Holt was subject to inhumane treatment throughout his two years in the Helicoide. He was reportedly forced to perform calisthenics naked, in violation of his religious beliefs, and the prison’s unhygienic status caused him to suffer numerous health complications and infections. Holt was released in 2018 after the administration of former American President Donald Trump successfully negotiated his liberation.
Another torture center — no less infamous than the Helicoide — exists in Caracas and is commonly referred to as La Tumba (“The Tomb”).

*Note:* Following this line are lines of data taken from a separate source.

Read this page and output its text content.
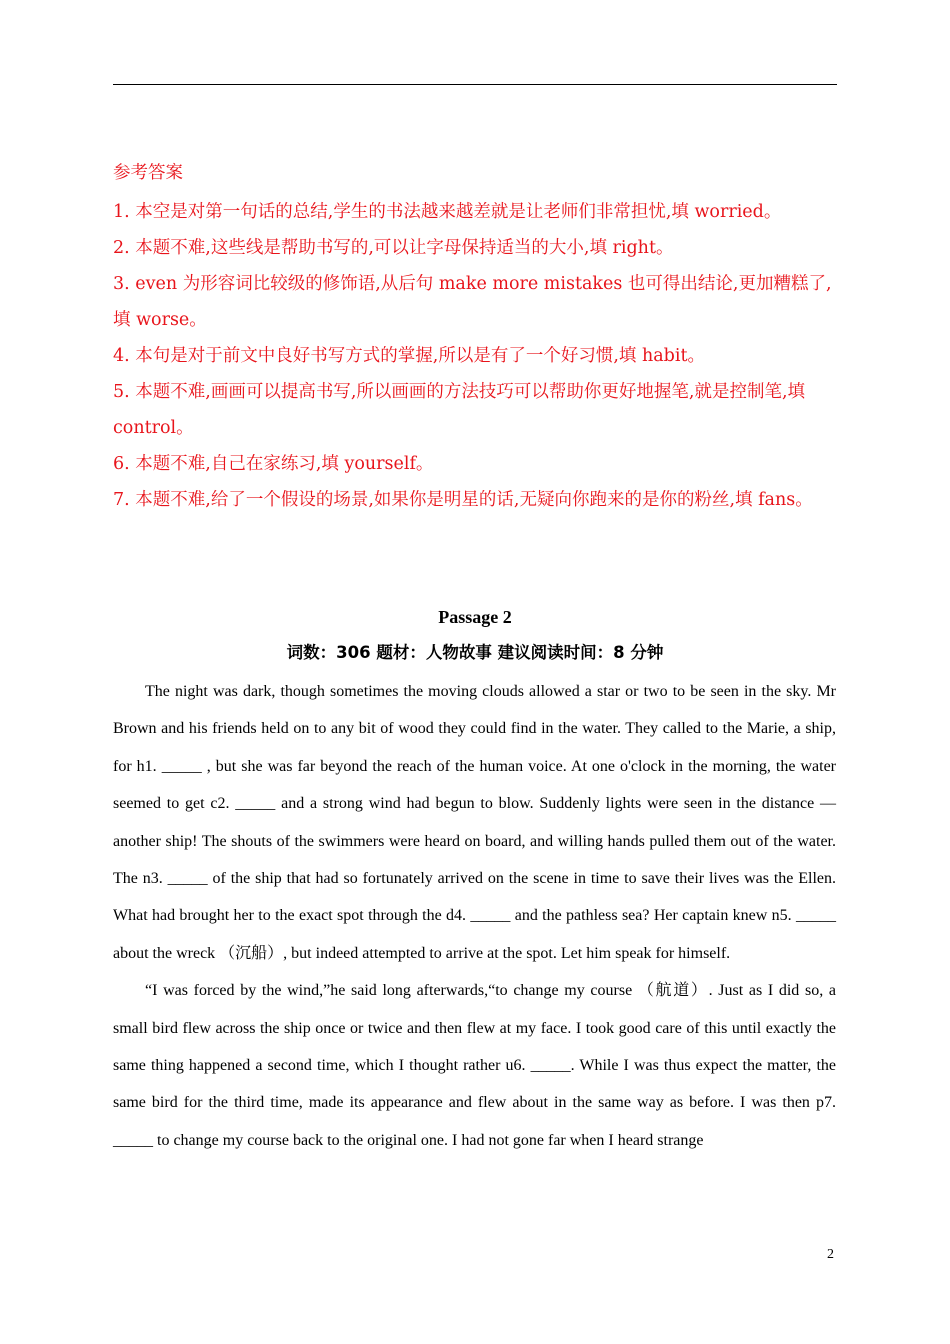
参考答案

1. 本空是对第一句话的总结,学生的书法越来越差就是让老师们非常担忧,填 worried。

2. 本题不难,这些线是帮助书写的,可以让字母保持适当的大小,填 right。

3. even 为形容词比较级的修饰语,从后句 make more mistakes 也可得出结论,更加糟糕了,填 worse。

4. 本句是对于前文中良好书写方式的掌握,所以是有了一个好习惯,填 habit。

5. 本题不难,画画可以提高书写,所以画画的方法技巧可以帮助你更好地握笔,就是控制笔,填 control。

6. 本题不难,自己在家练习,填 yourself。

7. 本题不难,给了一个假设的场景,如果你是明星的话,无疑向你跑来的是你的粉丝,填 fans。

Passage 2
词数：306 题材：人物故事 建议阅读时间：8 分钟

The night was dark, though sometimes the moving clouds allowed a star or two to be seen in the sky. Mr Brown and his friends held on to any bit of wood they could find in the water. They called to the Marie, a ship, for h1. _____ , but she was far beyond the reach of the human voice. At one o'clock in the morning, the water seemed to get c2. _____ and a strong wind had begun to blow. Suddenly lights were seen in the distance — another ship! The shouts of the swimmers were heard on board, and willing hands pulled them out of the water. The n3. _____ of the ship that had so fortunately arrived on the scene in time to save their lives was the Ellen. What had brought her to the exact spot through the d4. _____ and the pathless sea? Her captain knew n5. _____ about the wreck （沉船）, but indeed attempted to arrive at the spot. Let him speak for himself.

“I was forced by the wind,”he said long afterwards,“to change my course （航道）. Just as I did so, a small bird flew across the ship once or twice and then flew at my face. I took good care of this until exactly the same thing happened a second time, which I thought rather u6. _____. While I was thus expect the matter, the same bird for the third time, made its appearance and flew about in the same way as before. I was then p7. _____ to change my course back to the original one. I had not gone far when I heard strange

2
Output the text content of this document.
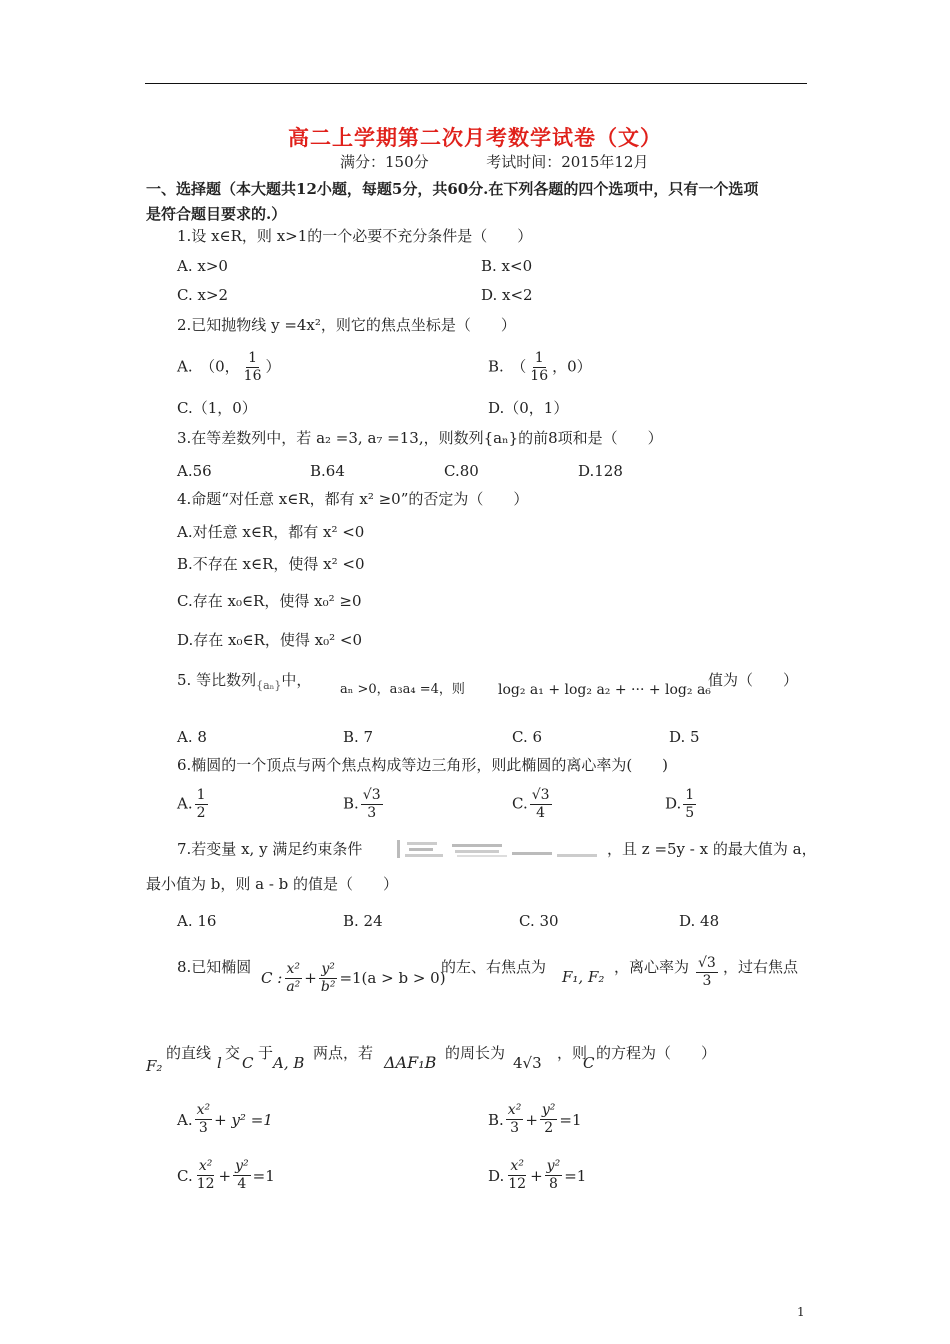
高二上学期第二次月考数学试卷（文）
满分：150分	考试时间：2015年12月
一、选择题（本大题共12小题，每题5分，共60分.在下列各题的四个选项中，只有一个选项
是符合题目要求的.）
1.设 x∈R，则 x>1的一个必要不充分条件是（　　）
A. x>0	B. x<0
C. x>2	D. x<2
2.已知抛物线 y =4x²，则它的焦点坐标是（　　）
A.　（0， $\frac{1}{16}$ ）	B.　（ $\frac{1}{16}$ ，0）
C.（1，0）	D.（0，1）
3.在等差数列中，若 a₂ =3, a₇ =13,，则数列{aₙ}的前8项和是（　　）
A.56	B.64	C.80	D.128
4.命题“对任意 x∈R，都有 x² ≥0”的否定为（　　）
A.对任意 x∈R，都有 x² <0
B.不存在 x∈R，使得 x² <0
C.存在 x₀∈R，使得 x₀² ≥0
D.存在 x₀∈R，使得 x₀² <0
5. 等比数列$_{\{a_n\}}$中，
aₙ >0，a₃a₄ =4，则 log₂ a₁ + log₂ a₂ + ··· + log₂ a₆
值为（　　）
A. 8	B. 7	C. 6	D. 5
6.椭圆的一个顶点与两个焦点构成等边三角形，则此椭圆的离心率为(　　)
A. $\frac{1}{2}$	B. $\frac{√3}{3}$	C. $\frac{√3}{4}$	D. $\frac{1}{5}$
7.若变量 x, y 满足约束条件	，且 z =5y - x 的最大值为 a，
最小值为 b，则 a - b 的值是（　　）
A. 16	B. 24	C. 30	D. 48
8.已知椭圆
C : $\frac{\text{x²}}{\text{a²}} + \frac{\text{y²}}{\text{b²}} =1(a > b > 0)$
的左、右焦点为
F₁, F₂
，离心率为 $\frac{√3}{3}$ ，过右焦点
F₂
的直线
l
交
C
于
A, B
两点，若 ΔAF₁B 的周长为
4√3
，则
C
的方程为（　　）
A. $\frac{\text{x²}}{3} + y^2 =1$	B. $\frac{\text{x²}}{3} + \frac{\text{y²}}{2} =1$
C. $\frac{\text{x²}}{12} + \frac{\text{y²}}{4} =1$	D. $\frac{\text{x²}}{12} + \frac{\text{y²}}{8} =1$
1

La Tumba, an underground detention facility, is located on the basement floors of a building initially constructed to serve as offices for Caracas’ subway network, now serving as the headquarters of the Maduro regime’s Bolivarian Intelligence Service (SEBIN). Detainees are thrown in extremely small white and gray cells with concrete beds, are placed under 24/7 surveillance, and are subjected to a series of psychological torture and sensory deprivation techniques known as “white torture.”
Venezuelan student leader Lorent Saleh, who spent four years imprisoned, described the types of torture he experienced in a series of interviews in 2018.
“I saw men on their knees so they could be beaten. And the worst – the most terrible and striking – I saw men not do anything before the suffering of other men,” Saleh explained. “I have seen prisoners hanging for three days on a rail. Crucified. And other prisoners pass him by, as if nothing.”
In March, the U.S. Department of State released a report on human rights violations committed by the Maduro regime, listing murders, disappearances, and torture committed by state security forces.